Avec une voiture essence consommant en moyenne 6,5 litres aux 100 kilomètres, la dépense atteint 884 euros pour 15 kilomètres, 1 767 euros pour 30 kilomètres et jusqu’à 2 946 euros pour 50 kilomètres. Les véhicules hybrides permettent de réduire certaines dépenses, mais ils restent eux aussi sensibles au prix du carburant. Pour un full hybrid, la facture annuelle liée aux trajets domicile-travail est estimée à 816 euros pour 15 kilomètres, 1 632 euros pour 30 kilomètres et 2 719 euros pour 50 kilomètres.
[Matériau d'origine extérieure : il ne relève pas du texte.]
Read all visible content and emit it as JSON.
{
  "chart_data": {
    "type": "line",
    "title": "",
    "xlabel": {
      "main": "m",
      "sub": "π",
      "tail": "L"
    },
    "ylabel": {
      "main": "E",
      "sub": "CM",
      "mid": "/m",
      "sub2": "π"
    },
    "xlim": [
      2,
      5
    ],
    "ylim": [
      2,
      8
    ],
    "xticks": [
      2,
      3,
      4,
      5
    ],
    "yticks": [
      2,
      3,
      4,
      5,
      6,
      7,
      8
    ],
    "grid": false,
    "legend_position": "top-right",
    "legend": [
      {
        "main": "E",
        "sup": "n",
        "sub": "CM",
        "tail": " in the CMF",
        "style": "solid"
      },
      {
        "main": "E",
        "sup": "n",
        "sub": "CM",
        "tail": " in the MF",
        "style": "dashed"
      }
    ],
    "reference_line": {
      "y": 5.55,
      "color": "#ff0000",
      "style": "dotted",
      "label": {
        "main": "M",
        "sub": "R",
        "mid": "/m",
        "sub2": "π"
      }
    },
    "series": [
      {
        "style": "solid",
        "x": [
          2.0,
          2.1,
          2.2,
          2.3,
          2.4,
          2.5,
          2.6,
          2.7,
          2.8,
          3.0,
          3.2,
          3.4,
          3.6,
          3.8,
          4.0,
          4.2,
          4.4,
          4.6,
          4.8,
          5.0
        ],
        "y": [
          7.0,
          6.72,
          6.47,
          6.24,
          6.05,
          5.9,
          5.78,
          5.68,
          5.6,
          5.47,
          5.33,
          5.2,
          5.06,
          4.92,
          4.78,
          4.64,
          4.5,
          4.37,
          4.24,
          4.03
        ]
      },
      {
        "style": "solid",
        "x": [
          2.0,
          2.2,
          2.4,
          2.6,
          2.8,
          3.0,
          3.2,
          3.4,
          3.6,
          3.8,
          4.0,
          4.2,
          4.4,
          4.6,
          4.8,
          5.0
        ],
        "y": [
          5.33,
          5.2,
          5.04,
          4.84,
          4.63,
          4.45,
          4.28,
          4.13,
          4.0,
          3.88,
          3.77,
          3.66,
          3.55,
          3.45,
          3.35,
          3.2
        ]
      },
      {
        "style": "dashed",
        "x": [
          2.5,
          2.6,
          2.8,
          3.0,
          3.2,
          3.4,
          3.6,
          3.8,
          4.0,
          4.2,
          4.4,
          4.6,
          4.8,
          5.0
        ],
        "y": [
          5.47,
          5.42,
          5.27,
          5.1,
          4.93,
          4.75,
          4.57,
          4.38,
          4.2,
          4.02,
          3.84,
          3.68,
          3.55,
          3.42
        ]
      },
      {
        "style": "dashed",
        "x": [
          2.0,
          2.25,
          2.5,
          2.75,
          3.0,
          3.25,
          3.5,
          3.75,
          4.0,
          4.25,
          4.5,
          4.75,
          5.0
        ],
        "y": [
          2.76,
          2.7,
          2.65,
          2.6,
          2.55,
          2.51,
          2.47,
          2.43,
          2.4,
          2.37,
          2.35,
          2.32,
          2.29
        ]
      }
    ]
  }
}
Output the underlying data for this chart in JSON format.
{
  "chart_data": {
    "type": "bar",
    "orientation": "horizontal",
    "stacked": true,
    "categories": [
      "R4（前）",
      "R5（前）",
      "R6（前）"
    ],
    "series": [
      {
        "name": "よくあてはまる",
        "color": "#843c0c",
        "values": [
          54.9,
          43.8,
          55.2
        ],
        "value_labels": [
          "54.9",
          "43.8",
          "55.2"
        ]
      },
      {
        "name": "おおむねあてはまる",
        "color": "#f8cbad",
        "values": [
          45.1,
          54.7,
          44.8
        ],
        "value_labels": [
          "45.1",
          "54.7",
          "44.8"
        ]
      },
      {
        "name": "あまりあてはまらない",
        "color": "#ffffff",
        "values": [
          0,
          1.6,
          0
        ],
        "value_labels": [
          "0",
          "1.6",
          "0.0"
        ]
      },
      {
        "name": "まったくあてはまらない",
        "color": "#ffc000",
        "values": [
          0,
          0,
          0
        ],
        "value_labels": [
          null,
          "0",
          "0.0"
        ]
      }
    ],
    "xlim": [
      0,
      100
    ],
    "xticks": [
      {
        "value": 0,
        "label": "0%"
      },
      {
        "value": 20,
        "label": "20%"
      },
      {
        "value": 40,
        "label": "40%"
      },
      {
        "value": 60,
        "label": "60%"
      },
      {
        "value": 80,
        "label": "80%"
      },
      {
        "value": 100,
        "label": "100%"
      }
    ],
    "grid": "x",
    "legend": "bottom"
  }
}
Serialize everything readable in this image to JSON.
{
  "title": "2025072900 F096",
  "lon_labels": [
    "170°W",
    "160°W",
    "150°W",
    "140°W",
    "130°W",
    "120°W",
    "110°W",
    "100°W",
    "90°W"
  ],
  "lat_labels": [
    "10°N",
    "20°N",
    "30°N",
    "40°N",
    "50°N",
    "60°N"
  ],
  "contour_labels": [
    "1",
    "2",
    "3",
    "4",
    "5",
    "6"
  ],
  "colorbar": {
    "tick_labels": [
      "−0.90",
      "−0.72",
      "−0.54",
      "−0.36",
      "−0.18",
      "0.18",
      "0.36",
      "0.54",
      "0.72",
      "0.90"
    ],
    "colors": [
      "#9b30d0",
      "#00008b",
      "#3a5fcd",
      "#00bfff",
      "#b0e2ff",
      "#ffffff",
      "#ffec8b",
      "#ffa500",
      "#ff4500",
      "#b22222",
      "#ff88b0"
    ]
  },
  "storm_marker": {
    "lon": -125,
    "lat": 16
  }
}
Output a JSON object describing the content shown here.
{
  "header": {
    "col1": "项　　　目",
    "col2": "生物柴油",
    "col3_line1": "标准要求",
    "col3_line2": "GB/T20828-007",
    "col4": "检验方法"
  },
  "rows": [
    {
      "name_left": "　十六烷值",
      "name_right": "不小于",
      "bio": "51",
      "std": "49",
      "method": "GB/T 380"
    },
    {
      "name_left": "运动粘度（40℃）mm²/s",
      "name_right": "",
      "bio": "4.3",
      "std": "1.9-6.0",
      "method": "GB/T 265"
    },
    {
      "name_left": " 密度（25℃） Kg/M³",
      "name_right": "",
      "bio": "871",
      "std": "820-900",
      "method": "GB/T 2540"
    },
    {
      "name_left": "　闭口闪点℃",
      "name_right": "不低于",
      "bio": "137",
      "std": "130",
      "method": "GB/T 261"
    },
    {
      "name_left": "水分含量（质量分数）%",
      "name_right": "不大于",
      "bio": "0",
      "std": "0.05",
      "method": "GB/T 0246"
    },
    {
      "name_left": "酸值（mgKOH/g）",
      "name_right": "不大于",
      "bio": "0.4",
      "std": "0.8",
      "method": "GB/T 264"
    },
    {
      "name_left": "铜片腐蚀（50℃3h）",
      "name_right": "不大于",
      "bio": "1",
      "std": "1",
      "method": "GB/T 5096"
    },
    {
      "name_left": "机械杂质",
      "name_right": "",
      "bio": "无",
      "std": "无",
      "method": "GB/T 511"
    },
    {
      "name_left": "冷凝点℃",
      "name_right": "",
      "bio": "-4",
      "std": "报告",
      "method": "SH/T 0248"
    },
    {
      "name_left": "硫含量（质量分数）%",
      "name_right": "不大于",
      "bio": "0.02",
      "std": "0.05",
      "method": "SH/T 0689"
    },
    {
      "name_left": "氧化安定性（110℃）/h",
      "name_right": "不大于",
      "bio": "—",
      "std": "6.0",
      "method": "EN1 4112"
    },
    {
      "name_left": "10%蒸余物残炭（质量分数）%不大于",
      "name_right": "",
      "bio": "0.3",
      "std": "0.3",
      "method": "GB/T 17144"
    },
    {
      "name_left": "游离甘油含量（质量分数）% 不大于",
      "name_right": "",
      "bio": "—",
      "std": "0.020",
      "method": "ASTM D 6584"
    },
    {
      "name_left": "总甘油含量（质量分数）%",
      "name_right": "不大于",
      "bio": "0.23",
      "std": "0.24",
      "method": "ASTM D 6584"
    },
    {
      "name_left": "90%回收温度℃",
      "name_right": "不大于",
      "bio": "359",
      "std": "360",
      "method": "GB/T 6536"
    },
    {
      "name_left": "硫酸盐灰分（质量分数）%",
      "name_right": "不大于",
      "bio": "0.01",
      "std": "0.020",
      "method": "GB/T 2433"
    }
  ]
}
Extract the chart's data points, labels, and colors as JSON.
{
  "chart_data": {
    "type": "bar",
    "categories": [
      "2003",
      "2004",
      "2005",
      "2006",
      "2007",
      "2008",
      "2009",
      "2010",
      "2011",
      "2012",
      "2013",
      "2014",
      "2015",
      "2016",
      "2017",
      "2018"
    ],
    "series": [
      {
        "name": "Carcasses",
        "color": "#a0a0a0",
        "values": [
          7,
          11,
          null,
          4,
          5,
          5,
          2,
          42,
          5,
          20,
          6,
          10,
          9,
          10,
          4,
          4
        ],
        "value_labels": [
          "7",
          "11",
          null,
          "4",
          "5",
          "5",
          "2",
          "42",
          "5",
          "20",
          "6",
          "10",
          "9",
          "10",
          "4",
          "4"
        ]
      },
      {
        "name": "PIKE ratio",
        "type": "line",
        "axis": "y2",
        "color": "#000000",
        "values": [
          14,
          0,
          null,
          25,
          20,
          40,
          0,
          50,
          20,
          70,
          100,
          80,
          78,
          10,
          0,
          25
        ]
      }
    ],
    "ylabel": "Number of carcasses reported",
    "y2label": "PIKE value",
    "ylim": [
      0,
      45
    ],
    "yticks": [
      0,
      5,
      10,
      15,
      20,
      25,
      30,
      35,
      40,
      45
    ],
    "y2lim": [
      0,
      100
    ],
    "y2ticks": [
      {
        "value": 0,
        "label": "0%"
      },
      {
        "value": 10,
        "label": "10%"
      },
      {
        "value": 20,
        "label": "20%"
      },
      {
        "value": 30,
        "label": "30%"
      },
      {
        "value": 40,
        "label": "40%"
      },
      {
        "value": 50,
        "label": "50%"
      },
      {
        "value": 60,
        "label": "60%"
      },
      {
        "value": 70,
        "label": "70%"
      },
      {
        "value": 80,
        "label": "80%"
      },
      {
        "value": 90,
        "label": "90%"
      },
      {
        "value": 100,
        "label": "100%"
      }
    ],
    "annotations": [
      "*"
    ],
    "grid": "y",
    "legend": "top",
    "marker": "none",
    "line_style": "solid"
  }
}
Sur une année complète avec environ 15 000 kilomètres parcourus, le carburant représente environ 1 700 euros avec une petite essence sobre, 2 008 euros avec une essence moyenne, 1 854 euros avec un full hybrid et 1 980 euros avec un diesel.

Chaque hausse du prix à la pompe pèse davantage sur les longs trajets

Pour les automobilistes qui parcourent beaucoup de kilomètres, chaque variation du prix du carburant a des conséquences directes. Un conducteur réalisant 100 kilomètres par jour avec un diesel dépense environ 121 euros supplémentaires par an lorsque le litre augmente de 10 centimes. Avec une hausse de 20 centimes par litre, le surcoût atteint environ 242 euros sur une année.

Touring estime que cette situation concerne particulièrement les personnes qui vivent dans des zones moins bien desservies par les transports publics et qui n’ont pas d’alternative simple à la voiture. « L’État ne maîtrise évidemment pas le cours du pétrole ni les marchés internationaux. En revanche, il maîtrise une partie importante de la fiscalité qui compose le prix payé à la pompe. On ne peut pas demander à ceux qui n’ont pas d’alternative à la voiture de simplement subir la hausse », conclut l’organisation.